Right now, it’s Johnnie Taylor’s “Running Out of Lies”: “You know, a lot of times, I don’t want to talk about it / I try, I try to get it off my mind / But then my conscience—you know everybody got a conscience / My conscience get to bothering me.”
For better or worse, Caraway rarely wrestles with his conscience, at least regarding whether or not he should say something. The answer is always “yes,” and the time is always “right now.” It’s partly why, a few weeks before I met him on a Tuesday in the middle of May, Caraway was described to me as “the most trill councilman ever.” If you don’t listen to much Bun B—and if you do, bear with me—“trill” is a portmanteau combining “true” and “real,” and I suspect few council members, in Dallas or anywhere else, have had a word popularized by a Southern rapper ascribed to them.
Since he’s been on the Council—and, okay, well before—he’s been the squeaky wheel that an oil spill couldn’t fix. While speaking his mind, and usually doing so at top volume, has gotten results—you don’t get a hot-sheet motel torn down quietly—it also means Caraway overshadows himself. His bigger ideas (his wide-ranging campaign against sagging pants that landed him on Dr. Phil, the single-use plastic-bag ordinance he got passed earlier this year) obscure the smaller, block-by-block work he’s been doing, building what he calls “little nooks” of retail activity.
An example: last May, during a meeting of the Council’s quality of life committee, Caraway brought up one of his little nooks, a few blocks of Cedar Crest Boulevard between Bonnie View Road and Stella Avenue. The idea: with a little help, a loosening of the rules governing sidewalk cafes and awnings and so on, it could be another Bishop Arts District. Certainly an achievable goal, given that Bishop Arts wasn’t always Bishop Arts.
But the only idea anyone remembers coming from Caraway at that meeting was his proposal to dig up Main Street and turn it into a canal, so Dallas could have a river walk like San Antonio.

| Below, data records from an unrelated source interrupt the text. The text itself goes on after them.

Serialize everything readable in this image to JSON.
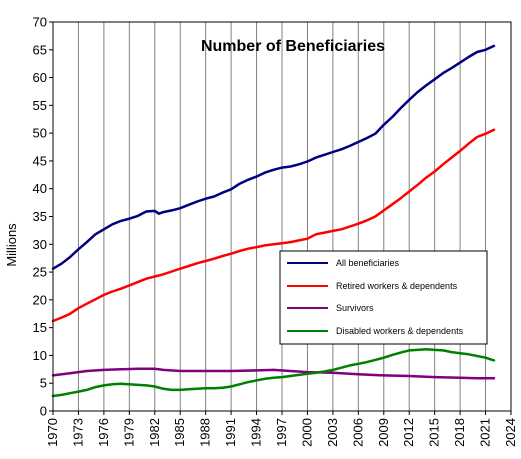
{
  "chart_data": {
    "type": "line",
    "title": "Number of Beneficiaries",
    "xlabel": "",
    "ylabel": "Millions",
    "xlim": [
      1970,
      2024
    ],
    "ylim": [
      0,
      70
    ],
    "x_ticks": [
      1970,
      1973,
      1976,
      1979,
      1982,
      1985,
      1988,
      1991,
      1994,
      1997,
      2000,
      2003,
      2006,
      2009,
      2012,
      2015,
      2018,
      2021,
      2024
    ],
    "y_ticks": [
      0,
      5,
      10,
      15,
      20,
      25,
      30,
      35,
      40,
      45,
      50,
      55,
      60,
      65,
      70
    ],
    "x_tick_labels": [
      "1970",
      "1973",
      "1976",
      "1979",
      "1982",
      "1985",
      "1988",
      "1991",
      "1994",
      "1997",
      "2000",
      "2003",
      "2006",
      "2009",
      "2012",
      "2015",
      "2018",
      "2021",
      "2024"
    ],
    "y_tick_labels": [
      "0",
      "5",
      "10",
      "15",
      "20",
      "25",
      "30",
      "35",
      "40",
      "45",
      "50",
      "55",
      "60",
      "65",
      "70"
    ],
    "grid": "vertical",
    "legend_position": "right-center",
    "series": [
      {
        "name": "All beneficiaries",
        "color": "#000080",
        "points": [
          [
            1970,
            25.6
          ],
          [
            1971,
            26.5
          ],
          [
            1972,
            27.7
          ],
          [
            1973,
            29.1
          ],
          [
            1974,
            30.4
          ],
          [
            1975,
            31.8
          ],
          [
            1976,
            32.7
          ],
          [
            1977,
            33.6
          ],
          [
            1978,
            34.2
          ],
          [
            1979,
            34.6
          ],
          [
            1980,
            35.1
          ],
          [
            1981,
            35.9
          ],
          [
            1982,
            36.0
          ],
          [
            1982.5,
            35.5
          ],
          [
            1983,
            35.8
          ],
          [
            1984,
            36.1
          ],
          [
            1985,
            36.5
          ],
          [
            1986,
            37.1
          ],
          [
            1987,
            37.7
          ],
          [
            1988,
            38.2
          ],
          [
            1989,
            38.6
          ],
          [
            1990,
            39.3
          ],
          [
            1991,
            39.9
          ],
          [
            1992,
            40.9
          ],
          [
            1993,
            41.6
          ],
          [
            1994,
            42.2
          ],
          [
            1995,
            42.9
          ],
          [
            1996,
            43.4
          ],
          [
            1997,
            43.8
          ],
          [
            1998,
            44.0
          ],
          [
            1999,
            44.4
          ],
          [
            2000,
            44.9
          ],
          [
            2001,
            45.6
          ],
          [
            2002,
            46.1
          ],
          [
            2003,
            46.6
          ],
          [
            2004,
            47.1
          ],
          [
            2005,
            47.7
          ],
          [
            2006,
            48.4
          ],
          [
            2007,
            49.1
          ],
          [
            2008,
            49.9
          ],
          [
            2009,
            51.5
          ],
          [
            2010,
            52.9
          ],
          [
            2011,
            54.5
          ],
          [
            2012,
            56.0
          ],
          [
            2013,
            57.4
          ],
          [
            2014,
            58.6
          ],
          [
            2015,
            59.7
          ],
          [
            2016,
            60.8
          ],
          [
            2017,
            61.7
          ],
          [
            2018,
            62.7
          ],
          [
            2019,
            63.7
          ],
          [
            2020,
            64.6
          ],
          [
            2021,
            65.0
          ],
          [
            2022,
            65.7
          ]
        ]
      },
      {
        "name": "Retired workers & dependents",
        "color": "#ff0000",
        "points": [
          [
            1970,
            16.2
          ],
          [
            1971,
            16.8
          ],
          [
            1972,
            17.5
          ],
          [
            1973,
            18.5
          ],
          [
            1974,
            19.3
          ],
          [
            1975,
            20.1
          ],
          [
            1976,
            20.9
          ],
          [
            1977,
            21.5
          ],
          [
            1978,
            22.0
          ],
          [
            1979,
            22.6
          ],
          [
            1980,
            23.2
          ],
          [
            1981,
            23.8
          ],
          [
            1982,
            24.2
          ],
          [
            1983,
            24.6
          ],
          [
            1984,
            25.1
          ],
          [
            1985,
            25.6
          ],
          [
            1986,
            26.1
          ],
          [
            1987,
            26.6
          ],
          [
            1988,
            27.0
          ],
          [
            1989,
            27.4
          ],
          [
            1990,
            27.9
          ],
          [
            1991,
            28.3
          ],
          [
            1992,
            28.8
          ],
          [
            1993,
            29.2
          ],
          [
            1994,
            29.5
          ],
          [
            1995,
            29.8
          ],
          [
            1996,
            30.0
          ],
          [
            1997,
            30.2
          ],
          [
            1998,
            30.4
          ],
          [
            1999,
            30.7
          ],
          [
            2000,
            31.0
          ],
          [
            2001,
            31.8
          ],
          [
            2002,
            32.1
          ],
          [
            2003,
            32.4
          ],
          [
            2004,
            32.7
          ],
          [
            2005,
            33.2
          ],
          [
            2006,
            33.7
          ],
          [
            2007,
            34.3
          ],
          [
            2008,
            35.0
          ],
          [
            2009,
            36.1
          ],
          [
            2010,
            37.2
          ],
          [
            2011,
            38.3
          ],
          [
            2012,
            39.5
          ],
          [
            2013,
            40.7
          ],
          [
            2014,
            42.0
          ],
          [
            2015,
            43.1
          ],
          [
            2016,
            44.4
          ],
          [
            2017,
            45.6
          ],
          [
            2018,
            46.8
          ],
          [
            2019,
            48.1
          ],
          [
            2020,
            49.3
          ],
          [
            2021,
            49.9
          ],
          [
            2022,
            50.6
          ]
        ]
      },
      {
        "name": "Survivors",
        "color": "#800080",
        "points": [
          [
            1970,
            6.4
          ],
          [
            1972,
            6.8
          ],
          [
            1974,
            7.2
          ],
          [
            1976,
            7.4
          ],
          [
            1978,
            7.5
          ],
          [
            1980,
            7.6
          ],
          [
            1982,
            7.6
          ],
          [
            1983,
            7.4
          ],
          [
            1985,
            7.2
          ],
          [
            1988,
            7.2
          ],
          [
            1991,
            7.2
          ],
          [
            1994,
            7.3
          ],
          [
            1996,
            7.4
          ],
          [
            1998,
            7.2
          ],
          [
            2000,
            7.0
          ],
          [
            2003,
            6.9
          ],
          [
            2006,
            6.6
          ],
          [
            2009,
            6.4
          ],
          [
            2012,
            6.3
          ],
          [
            2015,
            6.1
          ],
          [
            2018,
            6.0
          ],
          [
            2020,
            5.9
          ],
          [
            2022,
            5.9
          ]
        ]
      },
      {
        "name": "Disabled workers & dependents",
        "color": "#008000",
        "points": [
          [
            1970,
            2.7
          ],
          [
            1971,
            2.9
          ],
          [
            1972,
            3.2
          ],
          [
            1973,
            3.5
          ],
          [
            1974,
            3.8
          ],
          [
            1975,
            4.3
          ],
          [
            1976,
            4.6
          ],
          [
            1977,
            4.8
          ],
          [
            1978,
            4.9
          ],
          [
            1979,
            4.8
          ],
          [
            1980,
            4.7
          ],
          [
            1981,
            4.6
          ],
          [
            1982,
            4.4
          ],
          [
            1983,
            4.0
          ],
          [
            1984,
            3.8
          ],
          [
            1985,
            3.8
          ],
          [
            1986,
            3.9
          ],
          [
            1987,
            4.0
          ],
          [
            1988,
            4.1
          ],
          [
            1989,
            4.1
          ],
          [
            1990,
            4.2
          ],
          [
            1991,
            4.4
          ],
          [
            1992,
            4.8
          ],
          [
            1993,
            5.2
          ],
          [
            1994,
            5.5
          ],
          [
            1995,
            5.8
          ],
          [
            1996,
            6.0
          ],
          [
            1997,
            6.1
          ],
          [
            1998,
            6.3
          ],
          [
            1999,
            6.5
          ],
          [
            2000,
            6.7
          ],
          [
            2001,
            6.9
          ],
          [
            2002,
            7.1
          ],
          [
            2003,
            7.4
          ],
          [
            2004,
            7.8
          ],
          [
            2005,
            8.2
          ],
          [
            2006,
            8.5
          ],
          [
            2007,
            8.8
          ],
          [
            2008,
            9.2
          ],
          [
            2009,
            9.6
          ],
          [
            2010,
            10.1
          ],
          [
            2011,
            10.5
          ],
          [
            2012,
            10.9
          ],
          [
            2013,
            11.0
          ],
          [
            2014,
            11.1
          ],
          [
            2015,
            11.0
          ],
          [
            2016,
            10.9
          ],
          [
            2017,
            10.6
          ],
          [
            2018,
            10.4
          ],
          [
            2019,
            10.2
          ],
          [
            2020,
            9.9
          ],
          [
            2021,
            9.6
          ],
          [
            2022,
            9.1
          ]
        ]
      }
    ]
  }
}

Later in the day, I ask Caraway if he thinks he gets in his own way sometimes.
“Nah—they just don’t want to hear it,” he says. “I’ve been making too much progress. You ain’t seen nothing but progress. You ain’t seen nothing but progress. Man, come on. When I’m ranting and raving and all that stuff—but look at the results from ranting and raving. Motels are shut down. Things are here. Community’s clean. But it takes every bit of that just to get to these points. And if it were to ever be where folks really are sincere about the things that we should be doing, we wouldn’t need all that shit.”